Army chief General Ashfaq Kayani dismissed the coup rumors as speculation and said the army supports democracy.
Meanwhile, Gilani told reporters on December 26 that there was no truth to rumors that he wanted to dismiss Kayani along with the director-general of the Inter-Services Intelligence (ISI) agency as a result of the alleged coup plot.
"You can't change a general in the middle of war. We were in the middle of war," Gilani said. "We are not America. We are in the middle of a war, and our General Kayani is pro-democracy."
But relations between Gilani and Pakistan's military leadership have been damaged by allegations the prime minister reportedly made in an interview with China's "People's Daily" news outlet. Gilani was quoted as saying the army and intelligence chiefs had acted unconstitutionally in the "memogate" scandal.

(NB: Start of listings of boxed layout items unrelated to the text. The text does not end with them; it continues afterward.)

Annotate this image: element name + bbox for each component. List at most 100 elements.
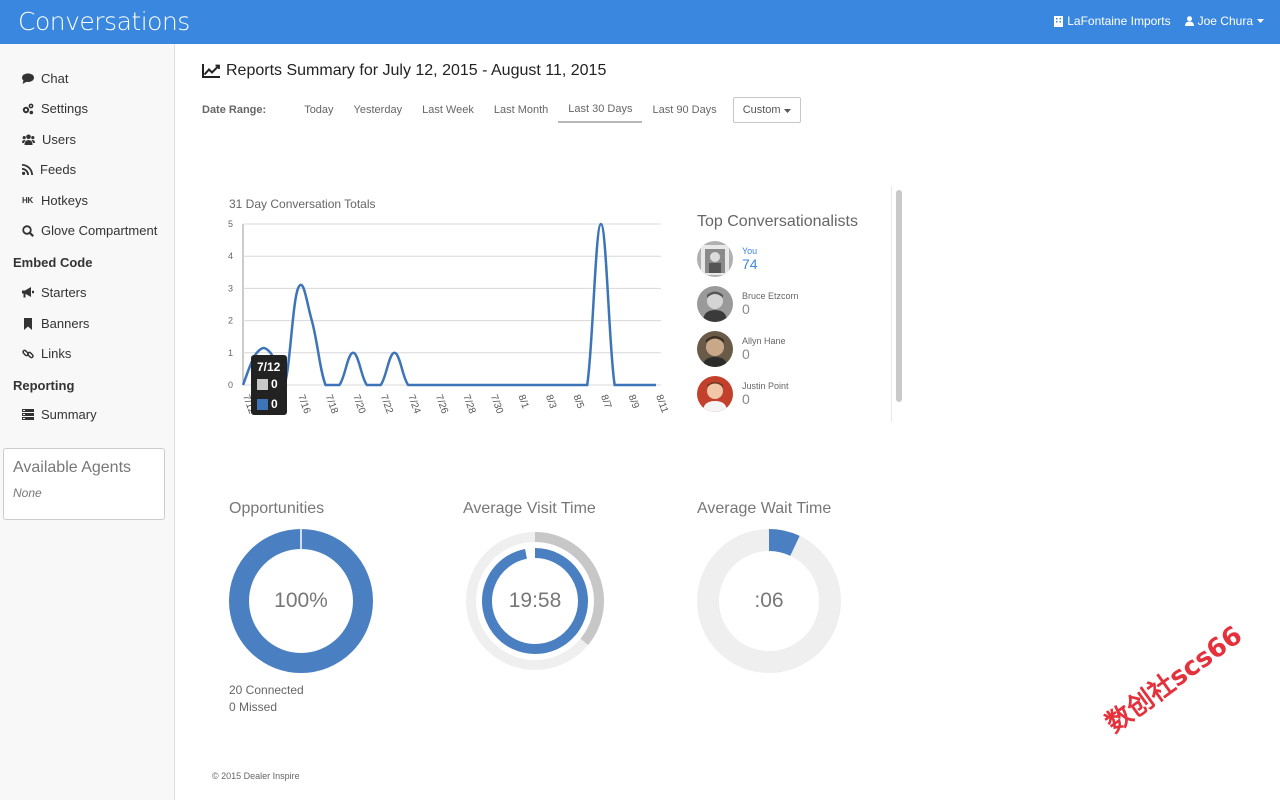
range-last-month[interactable]: Last Month — [493, 104, 549, 116]
visit-time-donut — [466, 532, 604, 670]
conversationalist-row[interactable]: You 74 — [697, 241, 758, 277]
x-tick-label: 8/9 — [626, 393, 641, 410]
avatar — [697, 376, 733, 412]
sidebar-item-hotkeys[interactable]: HK Hotkeys — [22, 193, 88, 208]
sidebar-item-glove-compartment[interactable]: Glove Compartment — [22, 223, 157, 238]
sidebar-item-links[interactable]: Links — [22, 346, 71, 361]
app-logo[interactable]: Conversations — [18, 7, 190, 36]
sidebar-item-label: Settings — [41, 101, 88, 116]
tooltip-swatch — [257, 398, 268, 410]
y-tick-label: 1 — [228, 348, 233, 358]
x-tick-label: 7/26 — [433, 393, 450, 415]
conversationalist-count: 74 — [742, 256, 758, 272]
range-today[interactable]: Today — [304, 104, 334, 116]
chart-title: 31 Day Conversation Totals — [229, 197, 376, 211]
y-tick-label: 5 — [228, 219, 233, 229]
user-menu[interactable]: Joe Chura — [1184, 14, 1264, 28]
visit-time-value: 19:58 — [508, 589, 562, 612]
top-conversationalists-title: Top Conversationalists — [697, 213, 858, 230]
range-last-30-days[interactable]: Last 30 Days — [558, 97, 643, 123]
range-last-90-days[interactable]: Last 90 Days — [652, 104, 717, 116]
gears-icon — [22, 103, 34, 114]
chart-tooltip: 7/12 0 0 — [251, 355, 287, 415]
x-tick-label: 8/3 — [543, 393, 558, 410]
x-tick-label: 7/16 — [295, 393, 312, 415]
sidebar-item-banners[interactable]: Banners — [22, 316, 89, 331]
chevron-down-icon — [1257, 19, 1264, 23]
visit-time-title: Average Visit Time — [463, 500, 596, 517]
tooltip-swatch — [257, 378, 268, 390]
avatar — [697, 286, 733, 322]
series-line — [241, 222, 656, 387]
y-tick-label: 4 — [228, 251, 233, 261]
sidebar-item-starters[interactable]: Starters — [22, 285, 87, 300]
sidebar-item-label: Feeds — [40, 162, 77, 177]
dealer-name: LaFontaine Imports — [1067, 14, 1171, 28]
connected-count: 20 Connected — [229, 683, 304, 697]
conversationalist-row[interactable]: Bruce Etzcorn 0 — [697, 286, 799, 322]
sidebar-item-feeds[interactable]: Feeds — [22, 162, 76, 177]
y-tick-label: 3 — [228, 283, 233, 293]
opportunities-title: Opportunities — [229, 500, 325, 517]
x-tick-label: 7/18 — [323, 393, 340, 415]
x-tick-label: 8/5 — [571, 393, 586, 410]
tooltip-row: 0 — [257, 397, 278, 411]
conversationalist-name: You — [742, 246, 758, 256]
reporting-heading: Reporting — [13, 378, 75, 393]
users-icon — [22, 134, 35, 145]
sidebar-item-label: Summary — [41, 407, 97, 422]
bookmark-icon — [24, 317, 32, 330]
scrollbar-thumb[interactable] — [896, 190, 902, 402]
sidebar-item-label: Glove Compartment — [41, 223, 158, 238]
tooltip-value: 0 — [271, 377, 278, 391]
chat-icon — [22, 73, 34, 84]
y-tick-label: 2 — [228, 316, 233, 326]
opportunities-value: 100% — [274, 589, 328, 612]
range-last-week[interactable]: Last Week — [422, 104, 474, 116]
tooltip-date: 7/12 — [257, 360, 281, 374]
x-tick-label: 7/20 — [350, 393, 367, 415]
wait-time-donut — [697, 529, 841, 673]
building-icon — [1054, 15, 1064, 27]
visit-inner-arc — [482, 548, 588, 654]
wait-time-value: :06 — [754, 589, 784, 612]
conversationalist-name: Allyn Hane — [742, 336, 786, 346]
range-custom-dropdown[interactable]: Custom — [732, 97, 801, 123]
user-icon — [1184, 16, 1194, 26]
conversationalist-name: Justin Point — [742, 381, 789, 391]
sidebar-item-summary[interactable]: Summary — [22, 407, 97, 422]
embed-code-heading: Embed Code — [13, 255, 93, 270]
sidebar-item-label: Hotkeys — [41, 193, 88, 208]
x-tick-label: 8/11 — [653, 393, 670, 415]
sidebar-item-label: Chat — [41, 71, 69, 86]
tooltip-row: 0 — [257, 377, 278, 391]
list-icon — [22, 409, 34, 420]
y-tick-label: 0 — [228, 380, 233, 390]
x-tick-label: 7/28 — [460, 393, 477, 415]
available-agents-panel: Available Agents None — [3, 448, 165, 520]
sidebar-item-chat[interactable]: Chat — [22, 71, 68, 86]
watermark: 数创社scs66 — [1100, 620, 1249, 740]
conversationalist-row[interactable]: Allyn Hane 0 — [697, 331, 786, 367]
search-icon — [22, 224, 34, 237]
missed-count: 0 Missed — [229, 700, 278, 714]
dealer-menu[interactable]: LaFontaine Imports — [1054, 14, 1171, 28]
sidebar-item-users[interactable]: Users — [22, 132, 76, 147]
x-tick-label: 7/24 — [405, 393, 422, 415]
x-tick-label: 8/1 — [516, 393, 531, 410]
sidebar-item-label: Users — [42, 132, 76, 147]
visit-outer-arc — [534, 532, 604, 645]
range-yesterday[interactable]: Yesterday — [353, 104, 403, 116]
range-custom-label: Custom — [742, 104, 781, 116]
conversationalist-count: 0 — [742, 391, 750, 407]
conversationalist-row[interactable]: Justin Point 0 — [697, 376, 789, 412]
conversationalist-count: 0 — [742, 301, 750, 317]
date-range-label: Date Range: — [202, 104, 267, 116]
page-title: Reports Summary for July 12, 2015 - Augu… — [202, 62, 606, 80]
user-name: Joe Chura — [1197, 14, 1253, 28]
sidebar-item-settings[interactable]: Settings — [22, 101, 88, 116]
tooltip-value: 0 — [271, 397, 278, 411]
x-tick-label: 7/30 — [488, 393, 505, 415]
available-agents-value: None — [13, 486, 42, 500]
conversationalists-scrollbar[interactable] — [891, 186, 905, 422]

Shortly before the January 11 announcement that Lodhi has been dismissed, the military issued a statement objecting to the allegations quoted by the Chinese news service.
"There can be no allegation more serious than what the honorable prime minister has leveled," that military statement said. "This has very serious ramifications with potentially grievous consequences for the country."
Although Pakistan is an ally of the United States, their relations often have been difficult and anti-U.S. sentiments run high. Many Pakistanis see a request for U.S. intervention in Pakistan's affairs as disloyal.